We are profoundly convinced of this and would not be at all surprised to see the revolutionary milieu one day confronted with a new anti-ICC “theoretical” publication produced by JJ’s “allies” and inspired by him.
The ICC, May 1997.
 Including one of those close to him who, after a long debate, was convinced by the political arguments developed by the congress, and voted his exclusion, declaring in front of the organisation: “Nor to exclude JJ would show contempt for the idea of what it means to be a militant of our organisation, a contempt for our organisation”. Unfortunately, after returning from the Congress, this “friend” of JJ was once again subjected to sentimental pressure aimed at making him feel guilty and at pushing him to again close ranks around JJ.
 Here we can only welcome the responsible attitude of the IBRP (that of accepting the very principle of participating in a Court of Honour) and deplore the incomprehensions of Programma Comunista concerning a question as crucial as that of the defence of revolutionary groups and of proletarian principles of organisation. Unfortunately, it has to be recognised that such an attitude on Programma’s part simply gave the individual JJ a free hand to continue his manoeuvres, in particular those aimed at spreading the idea that if a Court of Honour doesn’t take place it’s solely because of the weaknesses of the proletarian political milieu. This can only discredit the left communist current, making it appear that it doesn’t care about the honour of militants who have been unjustly excluded from their organisation.

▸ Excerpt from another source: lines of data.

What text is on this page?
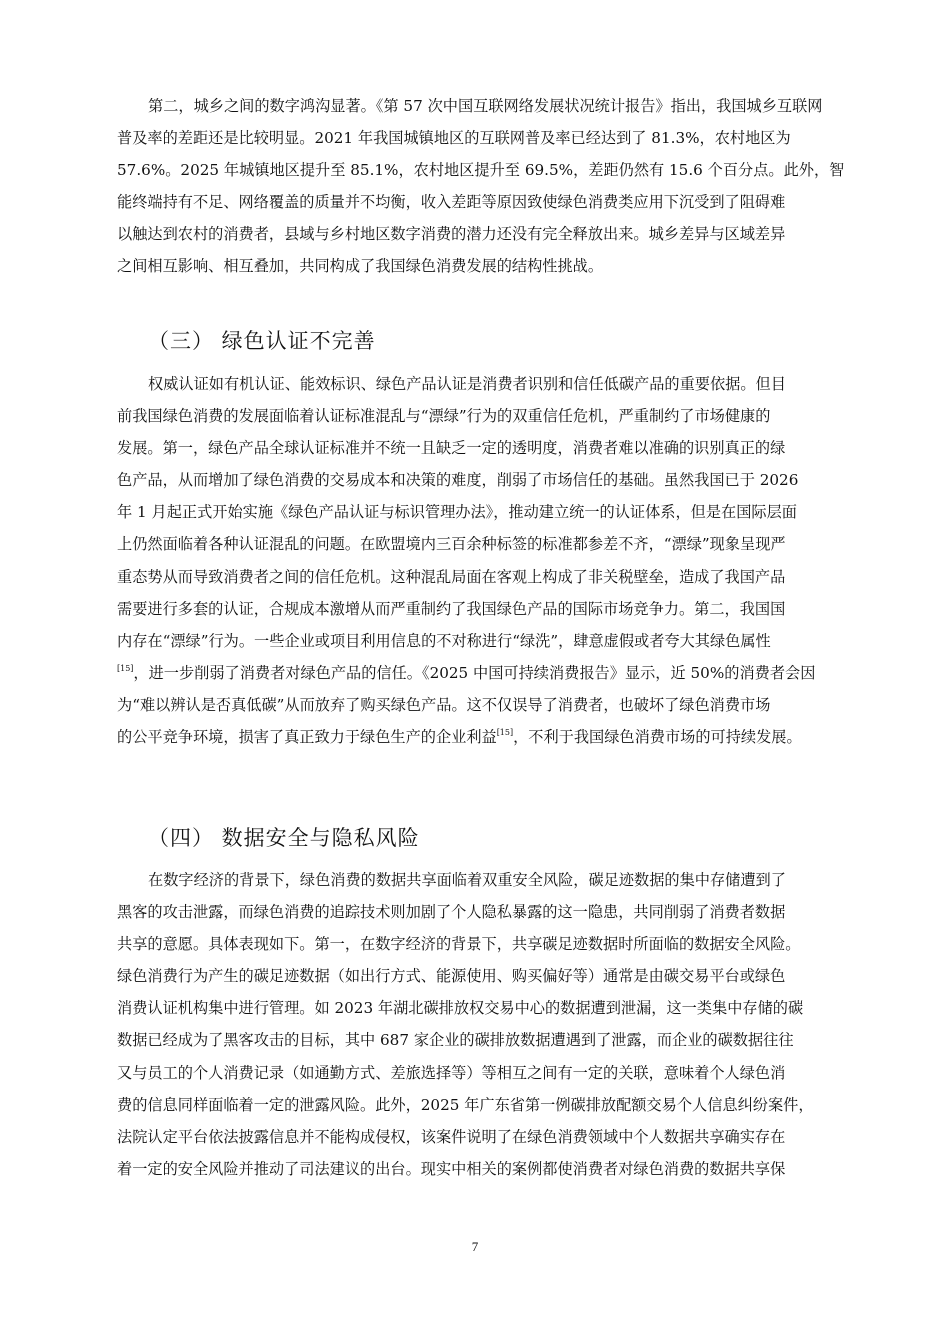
第二，城乡之间的数字鸿沟显著。《第 57 次中国互联网络发展状况统计报告》指出，我国城乡互联网
普及率的差距还是比较明显。2021 年我国城镇地区的互联网普及率已经达到了 81.3%，农村地区为
57.6%。2025 年城镇地区提升至 85.1%，农村地区提升至 69.5%，差距仍然有 15.6 个百分点。此外，智
能终端持有不足、网络覆盖的质量并不均衡，收入差距等原因致使绿色消费类应用下沉受到了阻碍难
以触达到农村的消费者，县域与乡村地区数字消费的潜力还没有完全释放出来。城乡差异与区域差异
之间相互影响、相互叠加，共同构成了我国绿色消费发展的结构性挑战。
（三） 绿色认证不完善
权威认证如有机认证、能效标识、绿色产品认证是消费者识别和信任低碳产品的重要依据。但目
前我国绿色消费的发展面临着认证标准混乱与“漂绿”行为的双重信任危机，严重制约了市场健康的
发展。第一，绿色产品全球认证标准并不统一且缺乏一定的透明度，消费者难以准确的识别真正的绿
色产品，从而增加了绿色消费的交易成本和决策的难度，削弱了市场信任的基础。虽然我国已于 2026
年 1 月起正式开始实施《绿色产品认证与标识管理办法》，推动建立统一的认证体系，但是在国际层面
上仍然面临着各种认证混乱的问题。在欧盟境内三百余种标签的标准都参差不齐，“漂绿”现象呈现严
重态势从而导致消费者之间的信任危机。这种混乱局面在客观上构成了非关税壁垒，造成了我国产品
需要进行多套的认证，合规成本激增从而严重制约了我国绿色产品的国际市场竞争力。第二，我国国
内存在“漂绿”行为。一些企业或项目利用信息的不对称进行“绿洗”，肆意虚假或者夸大其绿色属性
[15]，进一步削弱了消费者对绿色产品的信任。《2025 中国可持续消费报告》显示，近 50%的消费者会因
为“难以辨认是否真低碳”从而放弃了购买绿色产品。这不仅误导了消费者，也破坏了绿色消费市场
的公平竞争环境，损害了真正致力于绿色生产的企业利益[15]，不利于我国绿色消费市场的可持续发展。
（四） 数据安全与隐私风险
在数字经济的背景下，绿色消费的数据共享面临着双重安全风险，碳足迹数据的集中存储遭到了
黑客的攻击泄露，而绿色消费的追踪技术则加剧了个人隐私暴露的这一隐患，共同削弱了消费者数据
共享的意愿。具体表现如下。第一，在数字经济的背景下，共享碳足迹数据时所面临的数据安全风险。
绿色消费行为产生的碳足迹数据（如出行方式、能源使用、购买偏好等）通常是由碳交易平台或绿色
消费认证机构集中进行管理。如 2023 年湖北碳排放权交易中心的数据遭到泄漏，这一类集中存储的碳
数据已经成为了黑客攻击的目标，其中 687 家企业的碳排放数据遭遇到了泄露，而企业的碳数据往往
又与员工的个人消费记录（如通勤方式、差旅选择等）等相互之间有一定的关联，意味着个人绿色消
费的信息同样面临着一定的泄露风险。此外，2025 年广东省第一例碳排放配额交易个人信息纠纷案件，
法院认定平台依法披露信息并不能构成侵权，该案件说明了在绿色消费领域中个人数据共享确实存在
着一定的安全风险并推动了司法建议的出台。现实中相关的案例都使消费者对绿色消费的数据共享保
7
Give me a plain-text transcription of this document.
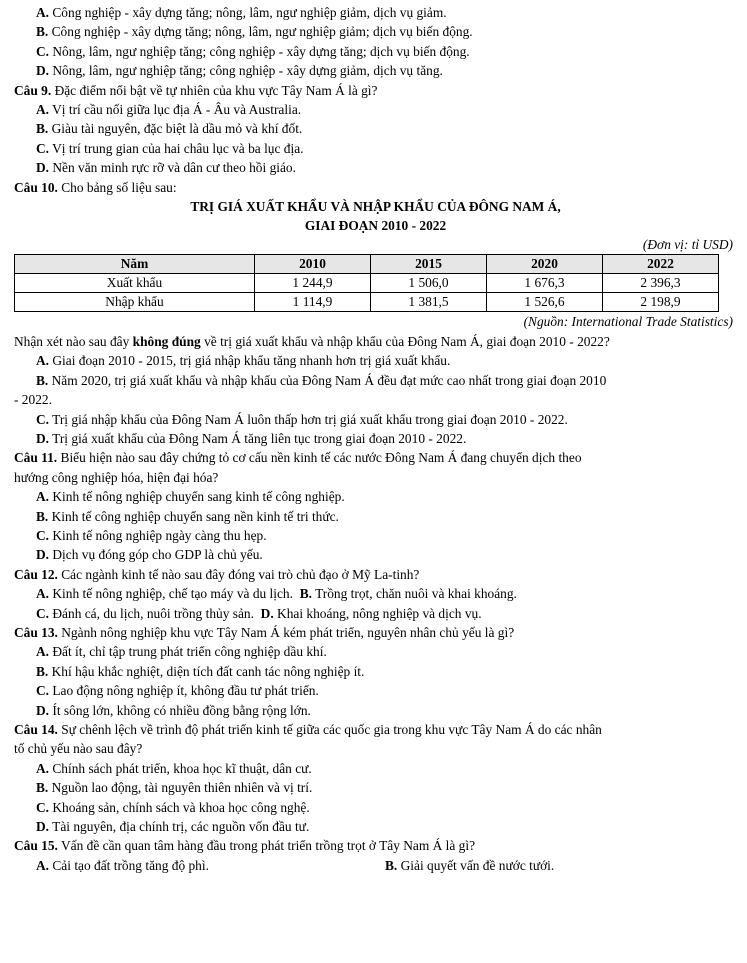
A. Công nghiệp - xây dựng tăng; nông, lâm, ngư nghiệp giảm, dịch vụ giảm.
B. Công nghiệp - xây dựng tăng; nông, lâm, ngư nghiệp giảm; dịch vụ biến động.
C. Nông, lâm, ngư nghiệp tăng; công nghiệp - xây dựng tăng; dịch vụ biến động.
D. Nông, lâm, ngư nghiệp tăng; công nghiệp - xây dựng giảm, dịch vụ tăng.
Câu 9. Đặc điểm nổi bật về tự nhiên của khu vực Tây Nam Á là gì?
A. Vị trí cầu nối giữa lục địa Á - Âu và Australia.
B. Giàu tài nguyên, đặc biệt là dầu mỏ và khí đốt.
C. Vị trí trung gian của hai châu lục và ba lục địa.
D. Nền văn minh rực rỡ và dân cư theo hồi giáo.
Câu 10. Cho bảng số liệu sau:
TRỊ GIÁ XUẤT KHẨU VÀ NHẬP KHẨU CỦA ĐÔNG NAM Á,
GIAI ĐOẠN 2010 - 2022
(Đơn vị: tỉ USD)
Năm	2010	2015	2020	2022
Xuất khẩu	1 244,9	1 506,0	1 676,3	2 396,3
Nhập khẩu	1 114,9	1 381,5	1 526,6	2 198,9
(Nguồn: International Trade Statistics)
Nhận xét nào sau đây không đúng về trị giá xuất khẩu và nhập khẩu của Đông Nam Á, giai đoạn 2010 - 2022?
A. Giai đoạn 2010 - 2015, trị giá nhập khẩu tăng nhanh hơn trị giá xuất khẩu.
B. Năm 2020, trị giá xuất khẩu và nhập khẩu của Đông Nam Á đều đạt mức cao nhất trong giai đoạn 2010
- 2022.
C. Trị giá nhập khẩu của Đông Nam Á luôn thấp hơn trị giá xuất khẩu trong giai đoạn 2010 - 2022.
D. Trị giá xuất khẩu của Đông Nam Á tăng liên tục trong giai đoạn 2010 - 2022.
Câu 11. Biểu hiện nào sau đây chứng tỏ cơ cấu nền kinh tế các nước Đông Nam Á đang chuyển dịch theo
hướng công nghiệp hóa, hiện đại hóa?
A. Kinh tế nông nghiệp chuyển sang kinh tế công nghiệp.
B. Kinh tế công nghiệp chuyển sang nền kinh tế tri thức.
C. Kinh tế nông nghiệp ngày càng thu hẹp.
D. Dịch vụ đóng góp cho GDP là chủ yếu.
Câu 12. Các ngành kinh tế nào sau đây đóng vai trò chủ đạo ở Mỹ La-tinh?
A. Kinh tế nông nghiệp, chế tạo máy và du lịch. B. Trồng trọt, chăn nuôi và khai khoáng.
C. Đánh cá, du lịch, nuôi trồng thủy sản. D. Khai khoáng, nông nghiệp và dịch vụ.
Câu 13. Ngành nông nghiệp khu vực Tây Nam Á kém phát triển, nguyên nhân chủ yếu là gì?
A. Đất ít, chỉ tập trung phát triển công nghiệp dầu khí.
B. Khí hậu khắc nghiệt, diện tích đất canh tác nông nghiệp ít.
C. Lao động nông nghiệp ít, không đầu tư phát triển.
D. Ít sông lớn, không có nhiều đồng bằng rộng lớn.
Câu 14. Sự chênh lệch về trình độ phát triển kinh tế giữa các quốc gia trong khu vực Tây Nam Á do các nhân
tố chủ yếu nào sau đây?
A. Chính sách phát triển, khoa học kĩ thuật, dân cư.
B. Nguồn lao động, tài nguyên thiên nhiên và vị trí.
C. Khoáng sản, chính sách và khoa học công nghệ.
D. Tài nguyên, địa chính trị, các nguồn vốn đầu tư.
Câu 15. Vấn đề cần quan tâm hàng đầu trong phát triển trồng trọt ở Tây Nam Á là gì?
A. Cải tạo đất trồng tăng độ phì.	B. Giải quyết vấn đề nước tưới.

 In mid-January, JJ received a copy of the letter that the IBRP had sent him previously (and which he says he never received), confirming that it did not want to appear on its own in a Court of Honour.
 Let’s recall that when confronted with the intrigues of Bakunin and his friends, Marx wrote an internal circular for the General Council of the International, ‘The so-called splits in the International’. After this, the 1872 Hague Congress decided, given the campaigns and rumours the bourgeoisie was utilising against the International and the General Council, to publish the report of the special commission nominated by the Congress to examine the case of Bakunin and the Alliance.